Harry’s an angry teenager, but he’s a goody-two-shoes. From day one, he just intrinsically knows what’s right and what’s wrong (knowing he doesn’t want to be associated with “dark wizards” of Slytherin). Yeah, he gets fuddled in knowing who’s good and who’s bad (Snape vs. Quirrel). Sure, he falters when he gets mad. But his underlying motives are almost always so pure and good. They’re not even for the sake of increasing his own fortune (i.e. winning the triwizard cup for fame, glory, and cash). His motivation may not exactly be saintly (the side of “good” was chosen for him the moment Voldie killed his parents and tried to kill him), but he’s good by definition.
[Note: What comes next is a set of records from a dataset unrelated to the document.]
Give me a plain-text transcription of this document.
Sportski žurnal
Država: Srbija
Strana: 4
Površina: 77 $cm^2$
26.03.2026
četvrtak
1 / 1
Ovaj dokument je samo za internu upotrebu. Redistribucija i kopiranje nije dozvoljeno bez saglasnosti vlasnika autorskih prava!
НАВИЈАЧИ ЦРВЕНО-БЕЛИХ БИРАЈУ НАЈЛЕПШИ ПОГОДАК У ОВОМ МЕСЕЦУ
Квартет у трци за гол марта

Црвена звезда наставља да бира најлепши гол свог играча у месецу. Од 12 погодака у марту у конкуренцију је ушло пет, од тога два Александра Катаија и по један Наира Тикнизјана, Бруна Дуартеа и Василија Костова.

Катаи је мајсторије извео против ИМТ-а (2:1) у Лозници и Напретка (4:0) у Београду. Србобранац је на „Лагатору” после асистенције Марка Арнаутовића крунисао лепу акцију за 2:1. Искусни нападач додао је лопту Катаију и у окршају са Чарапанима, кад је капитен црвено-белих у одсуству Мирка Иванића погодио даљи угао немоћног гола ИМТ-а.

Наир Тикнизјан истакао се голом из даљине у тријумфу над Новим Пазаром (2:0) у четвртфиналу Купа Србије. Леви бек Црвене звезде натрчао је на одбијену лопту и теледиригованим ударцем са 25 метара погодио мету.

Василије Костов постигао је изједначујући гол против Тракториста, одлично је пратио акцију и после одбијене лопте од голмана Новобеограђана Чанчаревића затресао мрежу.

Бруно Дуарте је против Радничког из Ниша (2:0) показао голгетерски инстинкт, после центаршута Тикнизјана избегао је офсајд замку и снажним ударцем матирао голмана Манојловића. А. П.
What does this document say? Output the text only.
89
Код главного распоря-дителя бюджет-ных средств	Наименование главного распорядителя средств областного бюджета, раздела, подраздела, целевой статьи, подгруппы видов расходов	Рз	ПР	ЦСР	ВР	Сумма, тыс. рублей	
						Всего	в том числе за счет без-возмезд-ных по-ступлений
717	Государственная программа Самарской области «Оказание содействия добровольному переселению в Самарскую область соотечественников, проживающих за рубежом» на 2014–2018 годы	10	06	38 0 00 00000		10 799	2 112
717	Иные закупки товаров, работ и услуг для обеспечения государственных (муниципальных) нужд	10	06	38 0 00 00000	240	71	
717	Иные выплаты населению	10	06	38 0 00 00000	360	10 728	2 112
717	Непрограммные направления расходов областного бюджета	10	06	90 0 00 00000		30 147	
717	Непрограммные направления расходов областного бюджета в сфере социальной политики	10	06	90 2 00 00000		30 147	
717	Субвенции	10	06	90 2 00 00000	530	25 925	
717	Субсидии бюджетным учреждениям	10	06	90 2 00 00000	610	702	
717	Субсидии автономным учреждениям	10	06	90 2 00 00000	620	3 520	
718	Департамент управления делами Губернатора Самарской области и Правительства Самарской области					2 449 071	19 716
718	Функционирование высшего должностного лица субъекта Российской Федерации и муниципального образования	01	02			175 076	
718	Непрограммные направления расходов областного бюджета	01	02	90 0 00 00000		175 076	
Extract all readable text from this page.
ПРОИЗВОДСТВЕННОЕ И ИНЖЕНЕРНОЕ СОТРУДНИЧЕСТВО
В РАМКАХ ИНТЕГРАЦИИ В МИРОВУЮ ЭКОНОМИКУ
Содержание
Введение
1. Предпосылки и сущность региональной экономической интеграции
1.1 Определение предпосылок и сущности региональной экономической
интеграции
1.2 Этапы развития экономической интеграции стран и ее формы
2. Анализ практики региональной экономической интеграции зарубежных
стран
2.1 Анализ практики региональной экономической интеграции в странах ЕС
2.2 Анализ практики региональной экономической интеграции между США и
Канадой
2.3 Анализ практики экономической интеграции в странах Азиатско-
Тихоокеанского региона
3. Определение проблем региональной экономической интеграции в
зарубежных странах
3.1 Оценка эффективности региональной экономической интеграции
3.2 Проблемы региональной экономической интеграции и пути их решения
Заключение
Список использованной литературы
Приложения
He’s probably having a crisis at the moment with Sirius gone, but that’ll come to motivate him further.

Oh, I’ll put galleons on that he’ll have a big moral dilemma (my dream scenario: whether or not to bring Sirius back from the dead or whether or not to kill Bellatrix). But he’s going to do the right thing in the end.

Harry just isn’t the Byronic hero. He’s not the anti-hero. He’s not Anakin 
Skywalker (redeemed hero). He’s good defined by the evil that is Voldie 
(hence why Voldie is such a unsatisfactory villain—he’s just evil, flat, 
boring, evil) and vice versa. Harry’s good, flat, boring, good. Well, maybe 
not so boring. Harry and Voldie are archenemies. Just as there is no gray 
area for Voldie, there’s none for Harry. [I don’t think that this in anyway 
lessens the impact of the books at all, there’s 4.5 billion other characters 
in the books that are various shades of gray, white, black, red, purple, 
green, etc.]

In short (too late), Voldie cannot be redeemed. Harry can’t go evil (for any short or long amount of time). They define each other as opposite ends of the poles.

But I’m really eager and open to having my mind changed!

Kelsey, who is horrified by the recent realization that her star tattoo is named after Sirius’ murderer.